Nursing center staff have for months pleaded with the County Board to halt a sale to a private buyer, declaring fears that a privatization could mean lowered quality of care for residents and lost benefits for employees.
County officials have maintained any sale would mean the center would continue to operate as a skilled nursing facility. County staff said a sale could stem the cashflow needed to support the struggling center from causing more significant impacts on the county’s overall budget.
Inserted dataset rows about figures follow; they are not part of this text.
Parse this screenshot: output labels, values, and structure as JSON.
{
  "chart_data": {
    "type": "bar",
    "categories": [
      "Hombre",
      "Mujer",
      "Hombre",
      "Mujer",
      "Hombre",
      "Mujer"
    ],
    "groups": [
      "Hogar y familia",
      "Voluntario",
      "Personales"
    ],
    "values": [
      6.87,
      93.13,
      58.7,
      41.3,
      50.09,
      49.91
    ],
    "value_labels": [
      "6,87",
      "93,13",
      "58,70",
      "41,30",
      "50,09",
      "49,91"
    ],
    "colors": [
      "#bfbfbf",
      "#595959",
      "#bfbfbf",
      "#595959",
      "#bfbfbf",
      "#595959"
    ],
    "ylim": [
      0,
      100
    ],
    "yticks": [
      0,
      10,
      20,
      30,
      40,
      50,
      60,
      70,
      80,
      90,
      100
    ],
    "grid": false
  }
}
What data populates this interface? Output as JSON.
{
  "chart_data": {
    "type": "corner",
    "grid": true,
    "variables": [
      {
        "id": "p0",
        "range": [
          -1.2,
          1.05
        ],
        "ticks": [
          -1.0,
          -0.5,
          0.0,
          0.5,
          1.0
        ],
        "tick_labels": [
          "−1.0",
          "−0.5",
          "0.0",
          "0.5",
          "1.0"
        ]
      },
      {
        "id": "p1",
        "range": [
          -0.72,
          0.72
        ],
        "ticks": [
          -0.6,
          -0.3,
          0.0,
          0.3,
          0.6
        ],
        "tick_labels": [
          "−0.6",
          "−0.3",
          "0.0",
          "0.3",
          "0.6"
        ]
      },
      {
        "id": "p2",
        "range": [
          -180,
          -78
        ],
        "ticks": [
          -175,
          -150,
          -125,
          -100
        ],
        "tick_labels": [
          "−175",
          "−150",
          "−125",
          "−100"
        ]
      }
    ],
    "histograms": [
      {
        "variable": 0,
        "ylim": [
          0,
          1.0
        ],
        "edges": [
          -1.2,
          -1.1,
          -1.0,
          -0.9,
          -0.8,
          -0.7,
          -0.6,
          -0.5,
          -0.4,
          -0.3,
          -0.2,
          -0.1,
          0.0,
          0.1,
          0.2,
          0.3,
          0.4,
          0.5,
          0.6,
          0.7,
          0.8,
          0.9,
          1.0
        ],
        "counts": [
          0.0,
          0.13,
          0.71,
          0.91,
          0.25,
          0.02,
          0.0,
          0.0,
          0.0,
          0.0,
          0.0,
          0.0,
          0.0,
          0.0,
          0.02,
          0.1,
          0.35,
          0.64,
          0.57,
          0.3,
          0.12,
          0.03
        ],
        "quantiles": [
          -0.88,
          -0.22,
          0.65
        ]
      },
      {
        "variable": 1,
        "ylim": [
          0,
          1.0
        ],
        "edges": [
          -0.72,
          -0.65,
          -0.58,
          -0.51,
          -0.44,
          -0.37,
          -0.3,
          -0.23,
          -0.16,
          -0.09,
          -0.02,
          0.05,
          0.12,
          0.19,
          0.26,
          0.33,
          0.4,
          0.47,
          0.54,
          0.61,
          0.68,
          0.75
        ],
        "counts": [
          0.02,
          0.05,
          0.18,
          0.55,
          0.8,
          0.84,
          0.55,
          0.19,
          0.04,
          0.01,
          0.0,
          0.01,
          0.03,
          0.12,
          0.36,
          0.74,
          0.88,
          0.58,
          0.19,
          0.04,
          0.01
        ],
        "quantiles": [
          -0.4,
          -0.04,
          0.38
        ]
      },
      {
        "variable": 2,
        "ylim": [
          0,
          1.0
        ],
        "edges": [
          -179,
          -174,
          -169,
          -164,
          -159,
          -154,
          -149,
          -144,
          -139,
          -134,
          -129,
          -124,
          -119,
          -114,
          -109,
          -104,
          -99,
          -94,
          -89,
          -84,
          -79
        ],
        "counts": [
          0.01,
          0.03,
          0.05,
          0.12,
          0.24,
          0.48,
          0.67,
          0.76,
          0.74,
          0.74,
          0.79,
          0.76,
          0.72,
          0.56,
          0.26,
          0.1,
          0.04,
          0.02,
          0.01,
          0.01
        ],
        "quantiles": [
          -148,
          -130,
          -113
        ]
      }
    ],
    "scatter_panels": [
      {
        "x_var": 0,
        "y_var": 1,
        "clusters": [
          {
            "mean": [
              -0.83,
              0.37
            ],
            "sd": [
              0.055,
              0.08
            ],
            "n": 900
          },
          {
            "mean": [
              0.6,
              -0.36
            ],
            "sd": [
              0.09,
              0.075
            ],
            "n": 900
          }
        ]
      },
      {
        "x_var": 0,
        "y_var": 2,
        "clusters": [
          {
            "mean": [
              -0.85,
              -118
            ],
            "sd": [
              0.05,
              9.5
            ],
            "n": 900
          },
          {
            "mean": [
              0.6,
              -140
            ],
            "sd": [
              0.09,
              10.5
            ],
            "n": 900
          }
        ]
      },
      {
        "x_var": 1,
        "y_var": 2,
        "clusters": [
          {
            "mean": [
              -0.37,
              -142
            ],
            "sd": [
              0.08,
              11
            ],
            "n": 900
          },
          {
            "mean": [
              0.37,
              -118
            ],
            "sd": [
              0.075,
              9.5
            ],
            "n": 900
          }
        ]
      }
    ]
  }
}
For the past 24 years up until Dec. 31, the nursing center was run by St. Louis-based Management Performance Associates, a firm that was under county contract. The firm, responsible for overseeing daily operations and creating the facility’s annual budget for County Board approval, declined to renew its contract in December.
The nursing home is being marketing through a $10,000 county contract with Marcus and Millichap and has been on the market since late April, when the board elected to begin the sale process.
Davis said he was involved in the negotiating process before the Illuminate offer and went on a tour of the facility.
A non-binding contract for a sale would also have stipulations, including that the board could later decide to back out of a deal in the future if they so choose, Gregory has said.
If a sale contract is signed by the County Board with a 2/3 majority vote, Illuminate would be expected to pay $20,000 in upfront, non-refundable costs as a showing of good faith, officials said. The county government would still be liable for the $7.3 million debt hole created by the nursing center, and the expansion bond debt.
If the County Board approves the $8.15 million sale, 3% of the sale revenue will go to Marcus & Millichap for commission, Gregory has said. That leaves about $7.9 million which Gregory proposed the county use to pay off the nursing home debt, which totals about $13 million.
Over the past month, Campbell also presented financial reports which outlined how the facility could right-size its budget issues by 2024 if it remained under county control. According to DeKalb County documents, the proposal includes a five-year look at what it would take to keep the facility under county control.
Proposed solutions include reducing nursing center staff by 21.5 full-time equivalent positions over a 12-month period, to allow for the reduction of staff primarily through attrition. A 3% increase in salary ranges was also included to adjust for inflation and bargaining.
The report looked at 2020 and 2021 budgets for the facility, five-year projections, a staffing model taking into account agency-provided workers, and scenarios for budget projections such as if a 0.1% tax levy were to be used to offset budget constraints.
Despite previously suggesting it, the County Board in March declined to move forward with a proposed 2022 ballot referendum that would have asked voters to consider a tax levy to help the facility’s money problems.
Gregory said Wednesday the County Board could rekindle tax referendum considerations as early as August.
The nursing facility faces millions in debt caused by what officials have said was years of mismanagement, delinquent billing, falling resident numbers and too heavy a reliance of agency-staffed workers who get paid more than county employees.